Serre froide, châssis, paillage, abri contre le mur sud. Protéger sans étouffer, par climat doux ou par froid continental.
L'hiver est le moment de vérité pour les bonsaïs d'extérieur. La plupart des essences (genévrier, érable, pin, olivier...) ont absolument besoin du froid pour fonctionner. Sans hiver, pas de dormance, pas de réveil au printemps, l'arbre s'épuise. Mais il y a une nuance, le bonsaï en pot est mille fois plus exposé qu'un arbre en pleine terre, et ça change tout.
En pleine terre, les racines plongent à cinquante centimètres ou plus, là où le sol ne gèle que rarement et lentement. En pot, les racines sont à quelques centimètres de la surface, exposées au froid sur toutes les faces du contenant. Quand on annonce -10°C sur la météo, ça veut dire racines à 0°C en pleine terre, mais racines à -10°C en pot. Cette différence est énorme. Les racines fines, gelées, éclatent. L'arbre se réveille au printemps sans système racinaire fonctionnel, et meurt en avril-mai sans qu'on comprenne pourquoi.
Précaution minimale. On évite simplement de poser les pots sur du béton ou de la pierre froide, qui transmettent leur température directement aux racines. On surélève sur étagère bois, ou on pose sur une planche isolante. C'est suffisant pour la majorité des essences. L'olivier qui craint sous -5°C peut rester dehors sans abri dans ces zones.
Châssis froid (caisse vitrée non chauffée, posée contre un mur sud), ou paillage des pots avec billes d'argile expansée et voile d'hivernage par-dessus. Les pots sont regroupés serrés contre le mur, isolés du sol, à l'abri du vent dominant. Pour les essences sensibles (érable du Japon en petit pot, olivier), abri renforcé. Pour les robustes (genévrier, pin sylvestre), un coin abrité suffit largement.

Local hors gel obligatoire. Garage non chauffé qui reste autour de 0-5°C, serre froide enterrée, ou enfouissement complet des pots dans le sol du jardin avec paillage par-dessus.
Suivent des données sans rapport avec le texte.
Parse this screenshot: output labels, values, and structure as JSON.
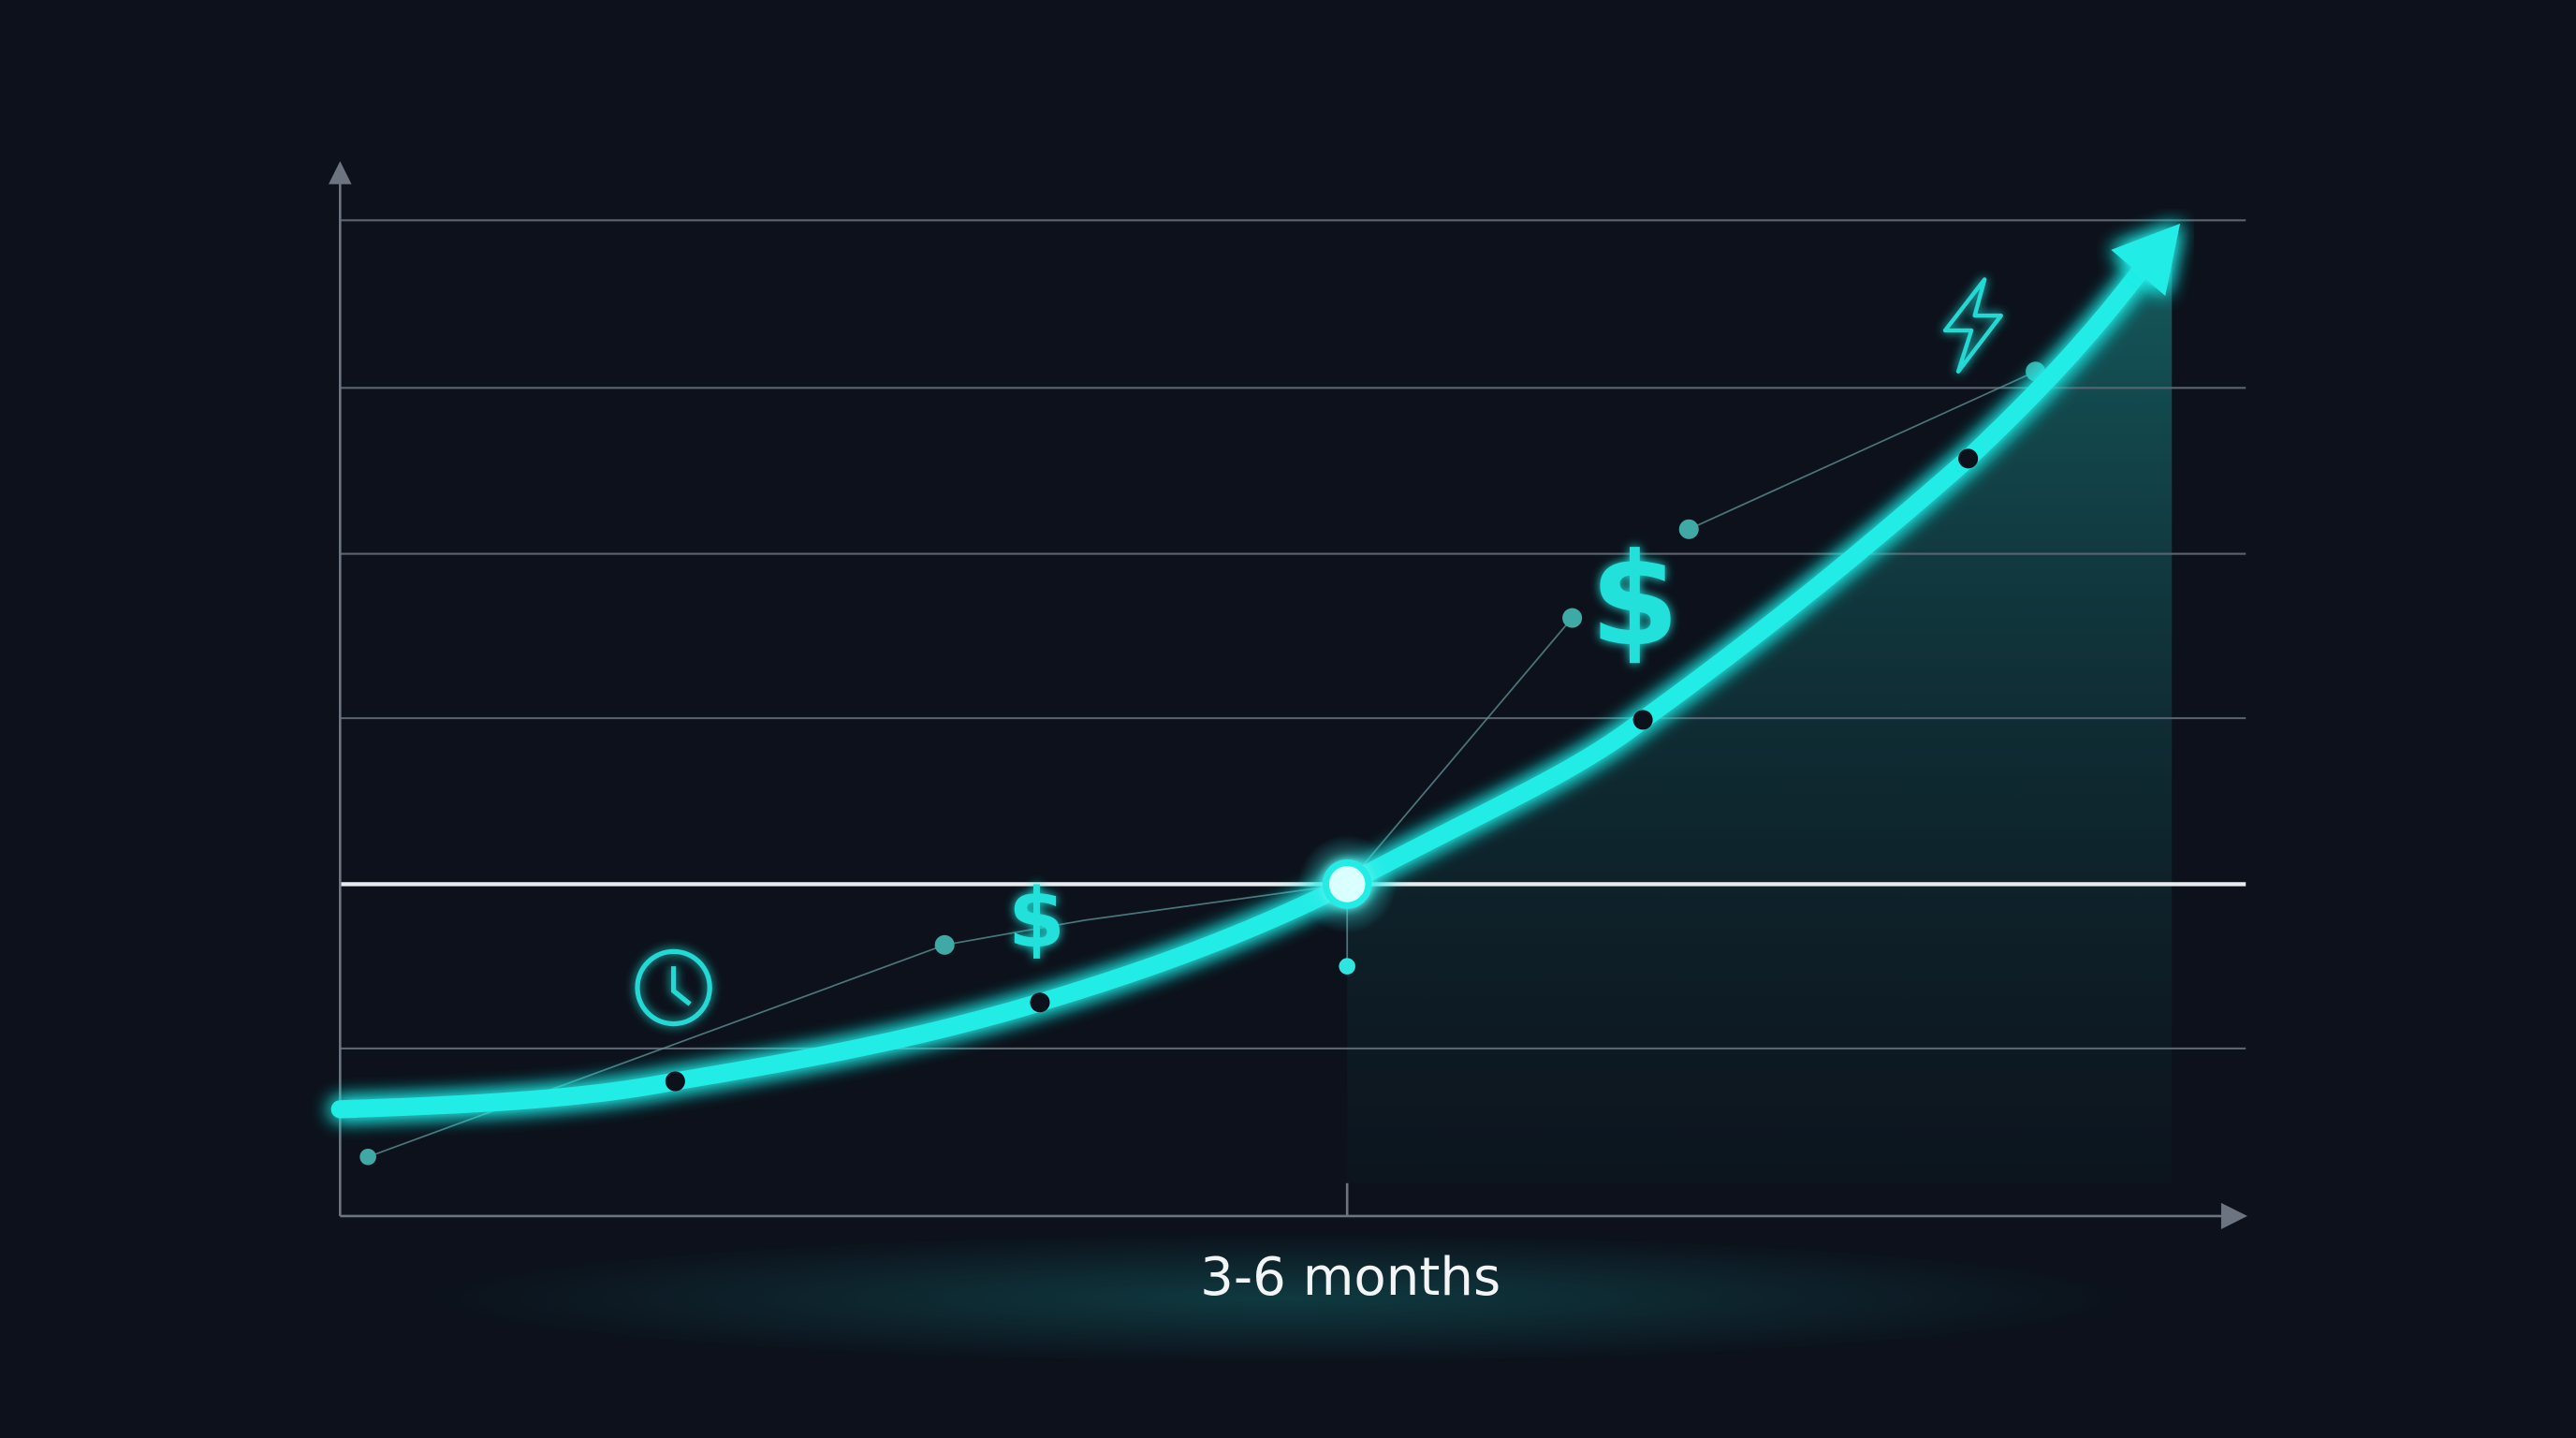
{
  "x_axis_label": "3-6 months",
  "annotations": [
    "$",
    "$"
  ]
}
Surtout pas en pièce chauffée, ce serait casser la dormance et tuer l'arbre. Il fait froid, c'est normal, on laisse faire. Pour vérifier qu'on ne se trompe pas sur le besoin d'hivernage d'une espèce, la page intérieur ou extérieur recadre les bases.
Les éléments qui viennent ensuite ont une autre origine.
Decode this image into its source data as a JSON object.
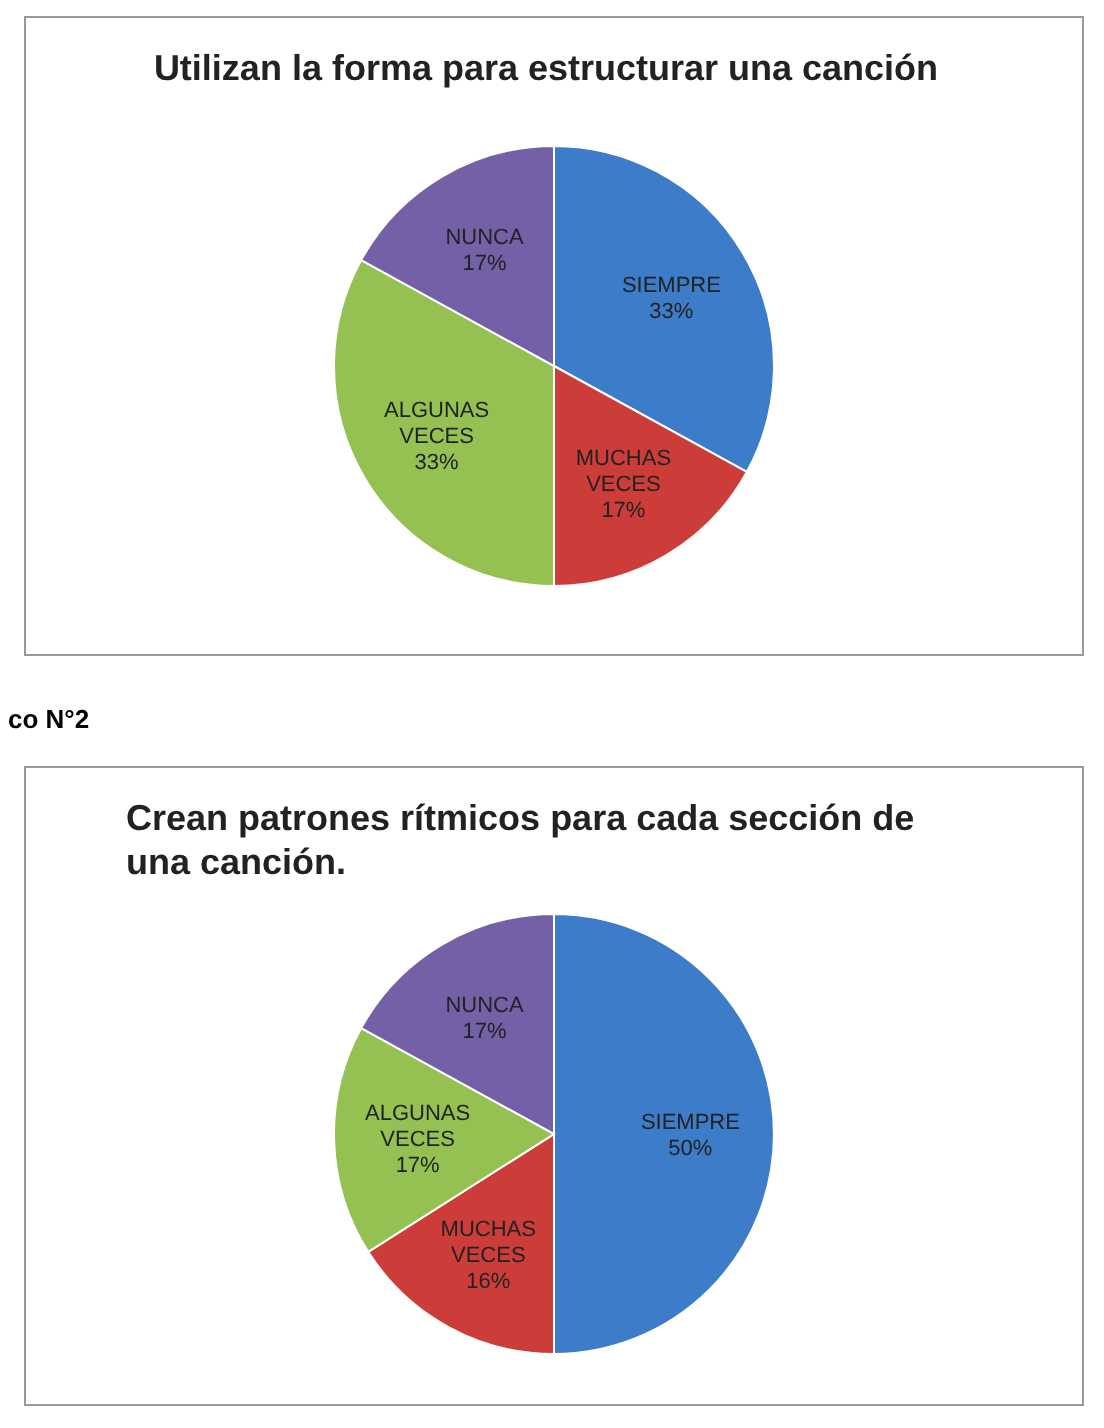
{
  "chart_data": [
    {
      "type": "pie",
      "title": "Utilizan la forma para estructurar una canción",
      "categories": [
        "SIEMPRE",
        "MUCHAS VECES",
        "ALGUNAS VECES",
        "NUNCA"
      ],
      "values": [
        33,
        17,
        33,
        17
      ],
      "value_labels": [
        "33%",
        "17%",
        "33%",
        "17%"
      ],
      "colors": [
        "#3d7cc9",
        "#cc3d3a",
        "#94c152",
        "#7460a6"
      ]
    },
    {
      "type": "pie",
      "title": "Crean patrones rítmicos para cada sección de una canción.",
      "annotations": [
        "co N°2"
      ],
      "categories": [
        "SIEMPRE",
        "MUCHAS VECES",
        "ALGUNAS VECES",
        "NUNCA"
      ],
      "values": [
        50,
        16,
        17,
        17
      ],
      "value_labels": [
        "50%",
        "16%",
        "17%",
        "17%"
      ],
      "colors": [
        "#3d7cc9",
        "#cc3d3a",
        "#94c152",
        "#7460a6"
      ]
    }
  ]
}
L'olivier, le grenadier, certaines variétés méditerranéennes prennent un coup sous -5°C. Le carmona n'a rien à faire dehors (c'est une essence d'intérieur). L'érable du Japon en petit pot souffre vite, il vaut mieux le protéger préventivement.
Le genévrier supporte -15°C sans broncher si le pot est isolé du sol. Le pin sylvestre, natif d'Europe du Nord, résiste encore mieux. Le mélèze idem. L'orme de Chine est plus tolérant qu'on ne le pense, mais on évite les gels prolongés sous -10°C en pot.
Rentrer un genévrier en chauffé "parce qu'il fait froid dehors" est l'erreur fatale numéro un. Il a besoin de ce froid. Trop arroser en hiver fait que le substrat reste gorgé d'eau, le moindre gel le fait éclater. Voile d'hivernage laissé en plein soleil de midi crée un effet de serre, le bonsaï croit que c'est le printemps, repart, et meurt au prochain coup de gel. Pour les autres erreurs courantes, voir notre liste des erreurs de débutant qui tuent un bonsaï.
L'hivernage paraît compliqué la première année. Au bout de deux ou trois saisons, on connaît ses arbres, ses zones d'abri, ses points faibles, et ça devient un rituel automnal presque agréable ✓.